Short Variant Caller Roundup
Short Variant Callers Roundup: Two Sisters
Authors of the blog: Laura Gauthier and David Benjamin
I like to think of Mutect2 and HaplotypeCaller as two sisters. One is a little older, but they live in the same house and share a fair amount of genetic material. One is gregarious and surrounds herself with friends. The other prefers the intimate company of a few special people. But they both have a formidable intellect, a determined work ethic, and a selfless instinct to help.
Mutect2 and HaplotypeCaller both follow the same basic recipe: determine the active region, assemble the haplotypes, evaluate per-read allele likelihoods, and calculate variant likelihoods. Because their code is fundamentally alike for the first three steps, many changes in one tool are likely to impact the other. Recently Mutect2 development has been much more active than HaplotypeCaller development, but both tools are able to benefit. In his blog post (see https://software.broadinstitute.org/gatk/blog?id=23400), David Benjamin outlined the new Mutect2 features in more detail. Below you’ll see how many of them have consequences for HaplotypeCaller as well.
Improved active region logic: more accurate filtering
Previous algorithms did not count bases that were hardclipped during local assembly because they fell outside the active region. Overfiltering variants at the ends of reads made Mutect2 less sensitive, and penalized a number of germline variants as well. We’ve improved the active region logic by clarifying how the position of a variant within a read is measured, an update that benefits Mutect2 via the ReadPosition annotation, and HaplotypeCaller via ReadPosRankSum. Mutect2 has already demonstrated improved sensitivity and the current implementation should improve filtering accuracy in germline cases like these as well.
Improved graph assembly: better accuracy at high depth
Inspired by Mutect2 work on mitochondrial data, David improved the tendency to assemble low quality haplotypes by introducing “adaptive pruning” into the assembly of candidate haplotypes (see https://github.com/broadinstitute/gatk/docs/local_assembly.pdf for more information about the local assembly used). Mitochondrial data typically have very high depth (thousands of reads per base), and many positions will contain at least three matching sequencing errors by chance. Because the standard threshold for removing errors from the graph is two reads, the result is many more “variants” in the graph.
The new solution uses local coverage to determine the evidence for “pruning” likely erroneous paths from the graph. This improved the sensitivity for low allele fraction variants in mitochondrial genome data and has proven critical for mitochondrial exome analysis. This feature is off by default for HaplotypeCaller, but can be turned on in high depth regions with dense variants. Samples with ploidy higher than two or pooled experiments should benefit greatly as well.
Improved per-read likelihoods: better local assembly visualization
Read visualization - based on per-read likelihood calculations - was improved in both tools by David’s change in how “uninformative” reads are handled. The likelihoods calculated by the PairHMM algorithm favor deletions because of a slight bias towards shorter haplotypes. If reads could be explained by either a deletion or a SNP, the shorter allele will have a slightly higher likelihood, introducing a deletion into a read in a repetitive reference context when the more parsimonious representation would be a SNP. The result: read realignments from the bamout mode showing spurious deletions in some cases. GATK 4.1’s version prefers the alignment with the simpler CIGAR, which improves the bamout visualization for both tools, most noticeably in regions with STRs.
Caption: top view is GATKv4.0, bottom is GATKv4.1: the read with the 5bp deletion in the top becomes the read with the low quality G on the left in the bottom.
Improved genotyping: GVCF mode in beta for somatic and germline mitochondria research
The GATK 220.127.116.11 release introduces a beta version of GVCF mode for Mutect2 designed for mitochondrial variant calling -- a use case at the interface between germline and somatic research. This feature leverages the tried and true reference confidence model used by HaplotypeCaller.
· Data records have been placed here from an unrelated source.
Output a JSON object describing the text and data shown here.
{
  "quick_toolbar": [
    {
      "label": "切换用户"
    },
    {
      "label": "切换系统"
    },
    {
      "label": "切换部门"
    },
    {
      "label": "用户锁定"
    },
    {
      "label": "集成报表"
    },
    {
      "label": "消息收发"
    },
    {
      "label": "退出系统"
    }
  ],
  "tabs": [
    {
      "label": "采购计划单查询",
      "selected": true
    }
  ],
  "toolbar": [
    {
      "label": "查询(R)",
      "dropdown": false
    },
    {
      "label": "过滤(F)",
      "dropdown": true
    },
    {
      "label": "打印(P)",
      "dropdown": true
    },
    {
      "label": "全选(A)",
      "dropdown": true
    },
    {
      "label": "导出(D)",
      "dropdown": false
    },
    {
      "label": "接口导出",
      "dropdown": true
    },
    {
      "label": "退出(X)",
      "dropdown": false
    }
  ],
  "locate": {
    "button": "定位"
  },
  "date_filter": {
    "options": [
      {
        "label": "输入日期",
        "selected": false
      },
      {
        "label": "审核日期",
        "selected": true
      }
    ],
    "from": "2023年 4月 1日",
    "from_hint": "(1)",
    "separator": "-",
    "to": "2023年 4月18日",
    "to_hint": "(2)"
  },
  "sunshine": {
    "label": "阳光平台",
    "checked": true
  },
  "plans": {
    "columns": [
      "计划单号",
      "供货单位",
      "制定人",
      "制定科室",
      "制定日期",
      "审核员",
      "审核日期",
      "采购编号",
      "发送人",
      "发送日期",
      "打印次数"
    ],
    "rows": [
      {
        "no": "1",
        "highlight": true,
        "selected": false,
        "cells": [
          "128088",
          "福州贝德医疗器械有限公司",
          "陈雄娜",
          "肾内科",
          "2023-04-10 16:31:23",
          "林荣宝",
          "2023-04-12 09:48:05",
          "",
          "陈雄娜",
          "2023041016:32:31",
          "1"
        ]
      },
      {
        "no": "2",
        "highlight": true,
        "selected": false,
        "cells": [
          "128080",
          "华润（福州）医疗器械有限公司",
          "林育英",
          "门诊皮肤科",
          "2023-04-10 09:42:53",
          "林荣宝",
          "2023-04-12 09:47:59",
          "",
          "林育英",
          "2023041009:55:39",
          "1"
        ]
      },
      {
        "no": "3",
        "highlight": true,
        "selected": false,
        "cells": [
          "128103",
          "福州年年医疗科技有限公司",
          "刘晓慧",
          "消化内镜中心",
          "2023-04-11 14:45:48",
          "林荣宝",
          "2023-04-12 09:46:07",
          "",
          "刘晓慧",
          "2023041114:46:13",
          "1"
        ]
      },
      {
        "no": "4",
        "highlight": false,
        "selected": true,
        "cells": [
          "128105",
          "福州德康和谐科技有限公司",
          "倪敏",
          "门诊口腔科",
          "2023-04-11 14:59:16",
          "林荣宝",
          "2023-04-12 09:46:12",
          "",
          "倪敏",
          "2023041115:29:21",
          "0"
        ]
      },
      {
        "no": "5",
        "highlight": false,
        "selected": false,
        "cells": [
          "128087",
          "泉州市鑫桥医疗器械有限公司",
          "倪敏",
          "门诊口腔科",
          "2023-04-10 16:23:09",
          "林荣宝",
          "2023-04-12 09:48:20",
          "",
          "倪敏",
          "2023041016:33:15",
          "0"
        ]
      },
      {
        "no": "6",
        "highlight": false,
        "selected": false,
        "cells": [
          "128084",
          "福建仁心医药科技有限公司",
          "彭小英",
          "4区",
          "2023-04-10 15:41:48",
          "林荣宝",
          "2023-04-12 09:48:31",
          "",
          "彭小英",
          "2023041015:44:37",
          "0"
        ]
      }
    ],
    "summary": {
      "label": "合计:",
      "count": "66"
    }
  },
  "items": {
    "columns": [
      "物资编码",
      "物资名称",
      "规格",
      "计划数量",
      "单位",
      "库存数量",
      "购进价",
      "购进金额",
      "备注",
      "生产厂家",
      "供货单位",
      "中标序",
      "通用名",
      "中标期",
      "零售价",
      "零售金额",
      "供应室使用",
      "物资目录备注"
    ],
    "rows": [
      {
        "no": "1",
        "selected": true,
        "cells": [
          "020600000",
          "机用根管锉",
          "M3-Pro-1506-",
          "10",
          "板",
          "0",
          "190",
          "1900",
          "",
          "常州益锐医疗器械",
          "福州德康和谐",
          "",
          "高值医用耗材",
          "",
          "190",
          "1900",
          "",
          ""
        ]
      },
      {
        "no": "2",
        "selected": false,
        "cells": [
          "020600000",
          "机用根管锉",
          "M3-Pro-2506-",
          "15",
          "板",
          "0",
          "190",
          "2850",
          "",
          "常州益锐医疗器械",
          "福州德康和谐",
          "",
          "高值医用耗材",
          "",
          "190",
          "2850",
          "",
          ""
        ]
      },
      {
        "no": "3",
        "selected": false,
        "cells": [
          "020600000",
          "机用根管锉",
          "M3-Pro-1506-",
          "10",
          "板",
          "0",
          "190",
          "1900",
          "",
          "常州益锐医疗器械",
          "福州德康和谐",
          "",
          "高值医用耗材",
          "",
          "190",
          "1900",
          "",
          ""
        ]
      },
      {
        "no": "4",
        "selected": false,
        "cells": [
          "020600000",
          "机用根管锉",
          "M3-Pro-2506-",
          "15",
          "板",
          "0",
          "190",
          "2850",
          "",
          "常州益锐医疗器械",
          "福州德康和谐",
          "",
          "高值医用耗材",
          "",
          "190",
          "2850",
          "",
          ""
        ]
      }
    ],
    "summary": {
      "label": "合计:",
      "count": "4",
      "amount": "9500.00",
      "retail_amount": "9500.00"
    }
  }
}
Future updates and fixes to that code will benefit both callers now that Mutect2 and HaplotypeCaller are sharing code for non-reference likelihood calculation and GVCF generation.
Sum it up: common code and many common benefits
While probably only a minority of GATK users run both HaplotypeCaller and Mutect2 in the course of their work, because of the two tools’ shared “ancestry”, improvements in either tool are able to benefit even more users. In the coming months we’re returning to development on the newest addition to the short variant calling family -- the Spark version of HaplotypeCaller. Initial optimization efforts have already yielded improvements by removing bottlenecks in shared code. We expect all users to see improvements in HaplotypeCaller (and likely Mutect2) performance, whether running the Spark version or not.